MarketInsight | Why we invest
People talk about investing all the time. People love to tell me about investments they have made, particularly the successful ones. They talk about investing in real estate, precious metals, bitcoins, and even stocks. Sometimes they talk about investing in themselves. That can mean anything from buying new clothes or a car to getting an education. Most people will tell you that an education is a good investment. I concur. I have also heard people talk about investing in things like boats and recreational vehicles. A boat is not an investment. A boat is a hole in the water, surrounded by wood, into which one pours money.
Some of the things that people think are investments are not really investments. Benjamin Graham, who taught Warren Buffett at Columbia defined it this way: “An investment operation is one which, upon thorough analysis, promises safety of principal and an adequate return. Operations not meeting these requirements are speculative.” Therefore, investments need to provide the promise of two things: safety of principal and an adequate return. Not every investment you make will deliver those two things, but you need to enter in to them with expectation that, over time, they will provide both.
Time is another key factor. We do not buy investments with the expectation of making a quick return. When we buy something expecting to flip it for a relatively small profit over a short period of time, we are speculating and not investing. There is nothing inherently wrong with speculating, you just need to realize that is what you are doing. You also need to realize that speculating is no substitute for investing. You need to invest for your future.

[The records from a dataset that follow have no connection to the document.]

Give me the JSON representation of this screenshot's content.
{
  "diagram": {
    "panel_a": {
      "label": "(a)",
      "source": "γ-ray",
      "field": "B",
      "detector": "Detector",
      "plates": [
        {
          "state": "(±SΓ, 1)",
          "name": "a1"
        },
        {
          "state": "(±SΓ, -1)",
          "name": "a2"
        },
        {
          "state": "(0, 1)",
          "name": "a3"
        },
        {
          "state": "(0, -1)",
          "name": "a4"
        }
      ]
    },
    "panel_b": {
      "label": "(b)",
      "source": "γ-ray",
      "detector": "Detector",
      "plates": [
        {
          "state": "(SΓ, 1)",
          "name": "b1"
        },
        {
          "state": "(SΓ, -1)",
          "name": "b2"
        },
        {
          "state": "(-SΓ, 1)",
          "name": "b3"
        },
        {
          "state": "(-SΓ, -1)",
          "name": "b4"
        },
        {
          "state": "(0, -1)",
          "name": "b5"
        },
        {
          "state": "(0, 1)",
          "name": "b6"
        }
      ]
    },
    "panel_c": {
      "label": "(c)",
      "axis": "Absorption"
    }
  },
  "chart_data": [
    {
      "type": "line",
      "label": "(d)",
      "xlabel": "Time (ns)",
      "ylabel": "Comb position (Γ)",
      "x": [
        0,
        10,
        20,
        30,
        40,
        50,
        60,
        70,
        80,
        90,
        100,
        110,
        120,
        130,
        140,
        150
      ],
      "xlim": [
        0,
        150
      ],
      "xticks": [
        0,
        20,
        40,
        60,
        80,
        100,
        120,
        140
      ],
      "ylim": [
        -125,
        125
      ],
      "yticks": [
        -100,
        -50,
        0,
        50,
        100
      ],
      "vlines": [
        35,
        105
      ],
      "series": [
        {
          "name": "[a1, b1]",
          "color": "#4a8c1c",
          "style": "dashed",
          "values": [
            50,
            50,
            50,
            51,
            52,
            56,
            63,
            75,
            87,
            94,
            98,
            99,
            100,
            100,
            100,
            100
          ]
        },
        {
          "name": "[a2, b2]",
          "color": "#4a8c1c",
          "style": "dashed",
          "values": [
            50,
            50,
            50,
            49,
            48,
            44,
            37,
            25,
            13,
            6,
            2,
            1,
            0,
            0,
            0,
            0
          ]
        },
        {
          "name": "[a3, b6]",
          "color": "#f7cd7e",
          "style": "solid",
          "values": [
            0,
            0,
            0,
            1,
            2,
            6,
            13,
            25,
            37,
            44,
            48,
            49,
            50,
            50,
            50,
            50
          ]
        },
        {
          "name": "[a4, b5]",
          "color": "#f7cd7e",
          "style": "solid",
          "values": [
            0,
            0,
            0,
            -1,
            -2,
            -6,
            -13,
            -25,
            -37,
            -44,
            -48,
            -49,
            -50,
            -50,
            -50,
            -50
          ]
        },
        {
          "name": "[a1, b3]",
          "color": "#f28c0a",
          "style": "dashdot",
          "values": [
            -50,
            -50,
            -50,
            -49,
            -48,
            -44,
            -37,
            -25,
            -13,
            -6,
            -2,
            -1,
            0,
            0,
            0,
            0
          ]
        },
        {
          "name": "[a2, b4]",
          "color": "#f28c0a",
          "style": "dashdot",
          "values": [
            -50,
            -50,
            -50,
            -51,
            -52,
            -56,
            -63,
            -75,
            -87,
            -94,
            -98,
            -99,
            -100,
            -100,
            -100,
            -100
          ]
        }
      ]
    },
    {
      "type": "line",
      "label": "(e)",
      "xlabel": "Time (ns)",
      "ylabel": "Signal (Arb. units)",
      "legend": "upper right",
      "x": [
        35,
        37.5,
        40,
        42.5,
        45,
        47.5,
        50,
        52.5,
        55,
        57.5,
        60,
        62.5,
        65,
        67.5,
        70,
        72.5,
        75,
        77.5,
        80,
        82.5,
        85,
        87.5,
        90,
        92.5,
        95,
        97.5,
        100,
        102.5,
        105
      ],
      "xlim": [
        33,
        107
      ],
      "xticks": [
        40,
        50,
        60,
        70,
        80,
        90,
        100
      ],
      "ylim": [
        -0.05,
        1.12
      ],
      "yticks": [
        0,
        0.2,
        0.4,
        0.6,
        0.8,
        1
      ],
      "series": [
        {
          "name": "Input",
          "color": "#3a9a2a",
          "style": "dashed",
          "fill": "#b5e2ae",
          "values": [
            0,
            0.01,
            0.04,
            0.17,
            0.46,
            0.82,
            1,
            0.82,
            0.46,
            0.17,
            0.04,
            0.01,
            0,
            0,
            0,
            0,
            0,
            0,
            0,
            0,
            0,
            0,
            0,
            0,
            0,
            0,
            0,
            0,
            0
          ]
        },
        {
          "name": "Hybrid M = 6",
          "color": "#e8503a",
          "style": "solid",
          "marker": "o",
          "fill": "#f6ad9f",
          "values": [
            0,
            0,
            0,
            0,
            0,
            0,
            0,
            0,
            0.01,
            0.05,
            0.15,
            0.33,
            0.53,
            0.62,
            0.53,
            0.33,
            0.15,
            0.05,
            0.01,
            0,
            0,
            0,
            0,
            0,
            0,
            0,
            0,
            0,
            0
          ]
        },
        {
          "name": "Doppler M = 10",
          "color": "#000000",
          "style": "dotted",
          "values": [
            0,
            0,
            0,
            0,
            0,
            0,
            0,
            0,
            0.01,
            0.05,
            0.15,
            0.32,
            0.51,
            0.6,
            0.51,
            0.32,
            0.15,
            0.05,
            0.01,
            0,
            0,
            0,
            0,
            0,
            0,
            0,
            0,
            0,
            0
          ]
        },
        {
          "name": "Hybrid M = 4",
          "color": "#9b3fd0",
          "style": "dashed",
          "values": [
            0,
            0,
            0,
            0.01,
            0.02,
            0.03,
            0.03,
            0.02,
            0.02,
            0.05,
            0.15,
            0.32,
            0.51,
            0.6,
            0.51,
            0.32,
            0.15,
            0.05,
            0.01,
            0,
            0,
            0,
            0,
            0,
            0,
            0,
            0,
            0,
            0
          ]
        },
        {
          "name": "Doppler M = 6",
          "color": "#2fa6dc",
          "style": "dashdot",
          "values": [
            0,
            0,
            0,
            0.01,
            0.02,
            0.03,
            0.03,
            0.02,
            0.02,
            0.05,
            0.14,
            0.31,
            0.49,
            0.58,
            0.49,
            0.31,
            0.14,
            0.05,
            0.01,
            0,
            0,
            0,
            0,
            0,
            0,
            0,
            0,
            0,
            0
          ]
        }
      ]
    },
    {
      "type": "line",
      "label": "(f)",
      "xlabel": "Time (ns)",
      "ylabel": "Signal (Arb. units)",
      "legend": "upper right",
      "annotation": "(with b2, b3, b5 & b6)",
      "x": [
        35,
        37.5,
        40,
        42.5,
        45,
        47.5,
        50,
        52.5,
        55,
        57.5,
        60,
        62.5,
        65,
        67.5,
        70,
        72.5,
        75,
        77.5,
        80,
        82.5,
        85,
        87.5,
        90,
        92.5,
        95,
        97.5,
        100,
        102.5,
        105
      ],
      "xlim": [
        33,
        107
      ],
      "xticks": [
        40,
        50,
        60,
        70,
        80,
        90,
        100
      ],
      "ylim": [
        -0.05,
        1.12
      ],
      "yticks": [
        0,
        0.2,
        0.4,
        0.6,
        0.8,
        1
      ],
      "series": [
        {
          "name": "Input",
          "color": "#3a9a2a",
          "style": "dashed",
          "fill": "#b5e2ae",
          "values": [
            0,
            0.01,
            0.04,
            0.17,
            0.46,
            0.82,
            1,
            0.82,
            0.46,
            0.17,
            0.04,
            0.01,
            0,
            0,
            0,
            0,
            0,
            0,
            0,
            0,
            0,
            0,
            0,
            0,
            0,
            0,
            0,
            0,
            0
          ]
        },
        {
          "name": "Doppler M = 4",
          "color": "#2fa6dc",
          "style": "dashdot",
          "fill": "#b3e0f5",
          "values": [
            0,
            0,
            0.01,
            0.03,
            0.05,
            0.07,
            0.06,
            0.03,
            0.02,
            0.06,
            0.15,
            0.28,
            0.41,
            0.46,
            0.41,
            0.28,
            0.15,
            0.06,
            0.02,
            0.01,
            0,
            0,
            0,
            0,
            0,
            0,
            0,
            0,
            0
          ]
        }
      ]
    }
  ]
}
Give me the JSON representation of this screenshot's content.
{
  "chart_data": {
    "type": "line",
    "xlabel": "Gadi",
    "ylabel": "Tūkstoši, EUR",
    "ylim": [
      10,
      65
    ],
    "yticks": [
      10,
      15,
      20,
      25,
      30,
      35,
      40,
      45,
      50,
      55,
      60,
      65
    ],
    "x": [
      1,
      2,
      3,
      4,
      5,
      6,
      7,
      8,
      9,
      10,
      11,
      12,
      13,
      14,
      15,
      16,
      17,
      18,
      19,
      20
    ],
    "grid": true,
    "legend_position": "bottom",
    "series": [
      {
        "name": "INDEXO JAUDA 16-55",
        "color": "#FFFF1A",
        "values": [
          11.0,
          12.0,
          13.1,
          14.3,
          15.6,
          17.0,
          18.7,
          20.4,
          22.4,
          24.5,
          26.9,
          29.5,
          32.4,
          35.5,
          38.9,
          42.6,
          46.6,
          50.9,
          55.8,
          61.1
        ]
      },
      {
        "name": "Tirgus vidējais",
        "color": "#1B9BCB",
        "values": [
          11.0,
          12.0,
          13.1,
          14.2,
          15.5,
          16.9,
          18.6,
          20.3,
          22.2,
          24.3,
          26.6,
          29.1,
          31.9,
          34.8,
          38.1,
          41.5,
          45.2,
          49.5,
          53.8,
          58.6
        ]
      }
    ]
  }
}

My investment expertise lies in the stock market. People talk about investing in stocks, but what does that mean? What is a stock? When people talk about stock they are usually talking about Common Stock. Common Stock is traded in shares. Each share of Common Stock represents an ownership interest in a Corporation. When you buy a share of stock, you are buying an ownership interest in the underlying Company, albeit often a small percentage ownership. If you were to buy 100 shares of Coca-Cola, for instance, you would own one-42.5 millionth of the company. Not enough of an interest to have any say in what the company does, but still enough to share in the profits of the enterprise.
So, why buy stock? You need to buy stock because these huge companies will shape all our futures. We hear it said again and again that multinational corporations have too much power. That is probably true, but it is all the more reason that we need to be invested in those companies. We live in a world where jobs are becoming more transient and where we will be asked to provide for our own futures. Fifty years ago, it was possible to live in retirement, and live reasonably well, without any long-term savings or investments. Those day are gone forever.